In this section, we'll provide a conceptual introduction to various kinds of APIs and some of the reasons that businesses create them.
We then look at the basic model of "clients" and "servers" to provide a framework for thinking about how your "client" retrieves information from an API "server".
Next, we'll look at the fundamental mechanism by which web-based APIs are typically accessed - sending an HTTP request and then processing the response provided by the server. We'll also get a little experience working with HTTP requests using the Python .get()
method within the requests
package. We also get some hands-on experience retrieving information from NASA using Open Notify.
Usually, access to a given API is limited to avoid abuse.

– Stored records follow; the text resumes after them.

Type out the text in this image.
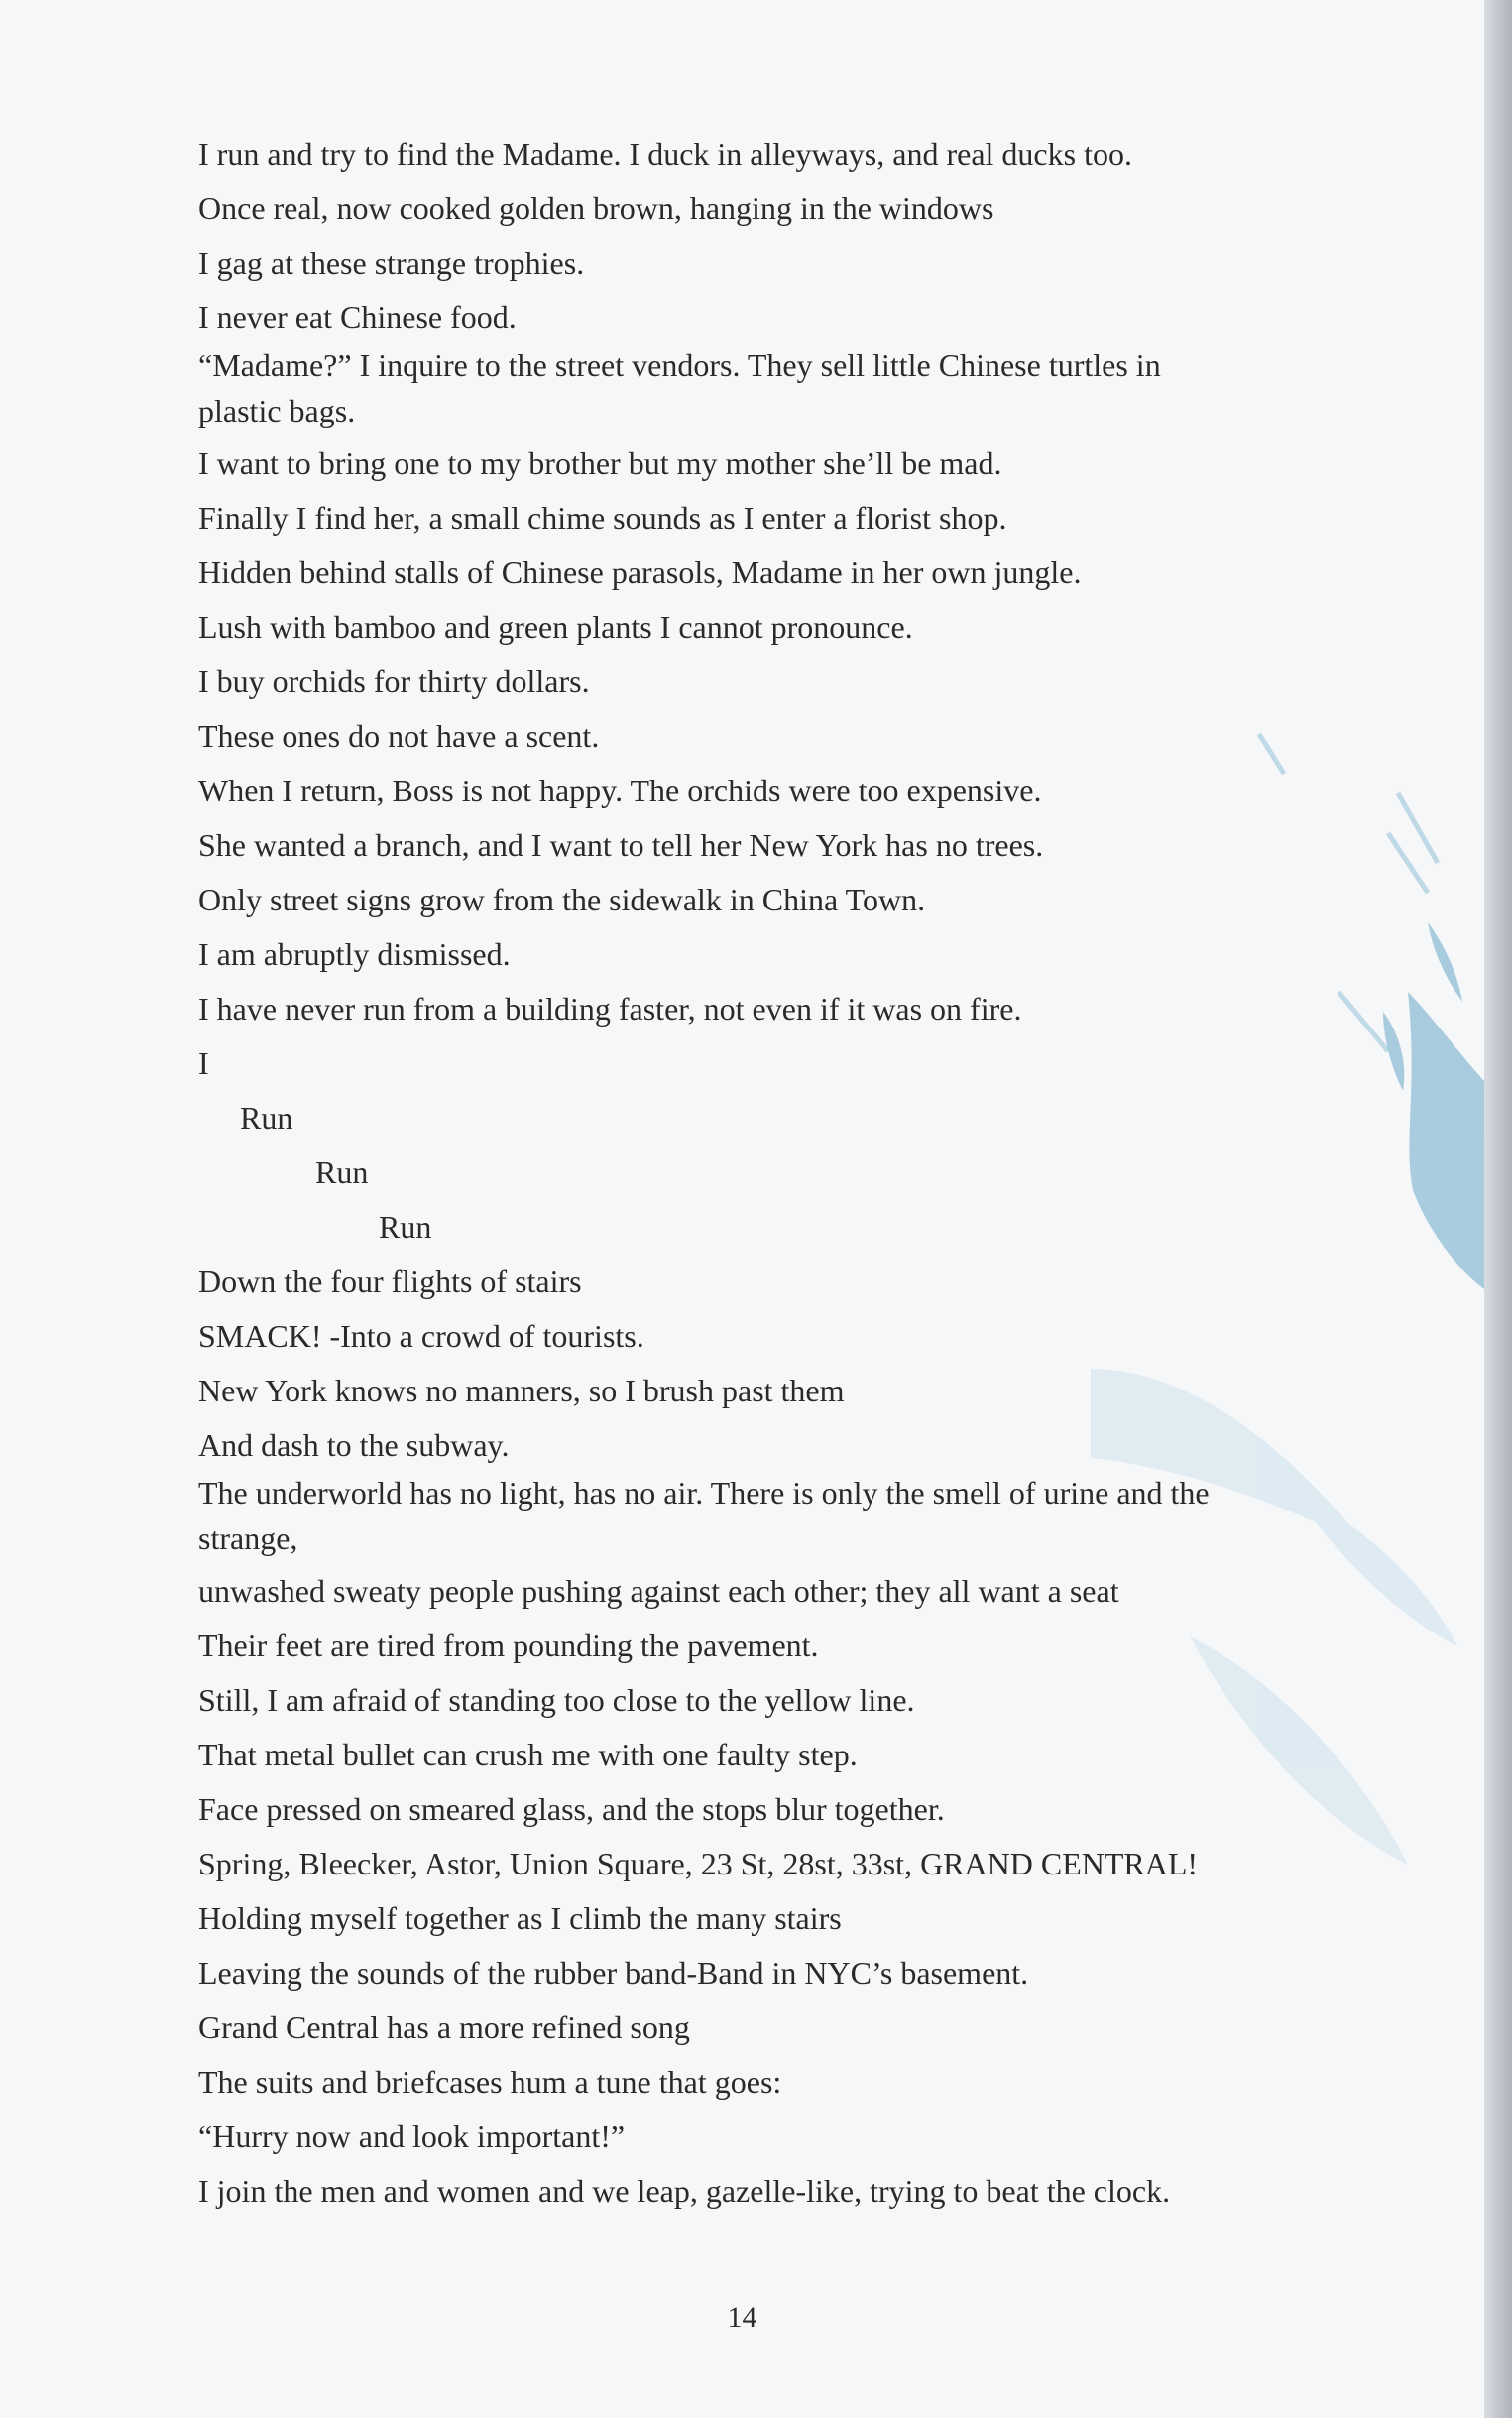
I run and try to find the Madame. I duck in alleyways, and real ducks too.
Once real, now cooked golden brown, hanging in the windows
I gag at these strange trophies.
I never eat Chinese food.
“Madame?” I inquire to the street vendors. They sell little Chinese turtles in
plastic bags.
I want to bring one to my brother but my mother she’ll be mad.
Finally I find her, a small chime sounds as I enter a florist shop.
Hidden behind stalls of Chinese parasols, Madame in her own jungle.
Lush with bamboo and green plants I cannot pronounce.
I buy orchids for thirty dollars.
These ones do not have a scent.
When I return, Boss is not happy. The orchids were too expensive.
She wanted a branch, and I want to tell her New York has no trees.
Only street signs grow from the sidewalk in China Town.
I am abruptly dismissed.
I have never run from a building faster, not even if it was on fire.
I
Run
Run
Run
Down the four flights of stairs
SMACK! -Into a crowd of tourists.
New York knows no manners, so I brush past them
And dash to the subway.
The underworld has no light, has no air. There is only the smell of urine and the
strange,
unwashed sweaty people pushing against each other; they all want a seat
Their feet are tired from pounding the pavement.
Still, I am afraid of standing too close to the yellow line.
That metal bullet can crush me with one faulty step.
Face pressed on smeared glass, and the stops blur together.
Spring, Bleecker, Astor, Union Square, 23 St, 28st, 33st, GRAND CENTRAL!
Holding myself together as I climb the many stairs
Leaving the sounds of the rubber band-Band in NYC’s basement.
Grand Central has a more refined song
The suits and briefcases hum a tune that goes:
“Hurry now and look important!”
I join the men and women and we leap, gazelle-like, trying to beat the clock.
14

One of the most common mechanisms for identifying your API requests to make sure they fit within acceptable usage guidelines is OAuth - Open Authorization - a standard for authorizing clients across web requests. In this section, we'll provide an overview of what OAuth is and how it works by looking at how it is implemented by Dropbox.
Next, we'll get some practice working with a real API, retrieving information from the Yelp API.
We wrap up the section by creating interactive maps with Folium. In the cumulative lab, you will obtain data from the Yelp API to display it on an interactive map.
Many companies provide access to their data via an API, so being able to connect to and work with data provided via an API is a critical skill as a professional data scientist!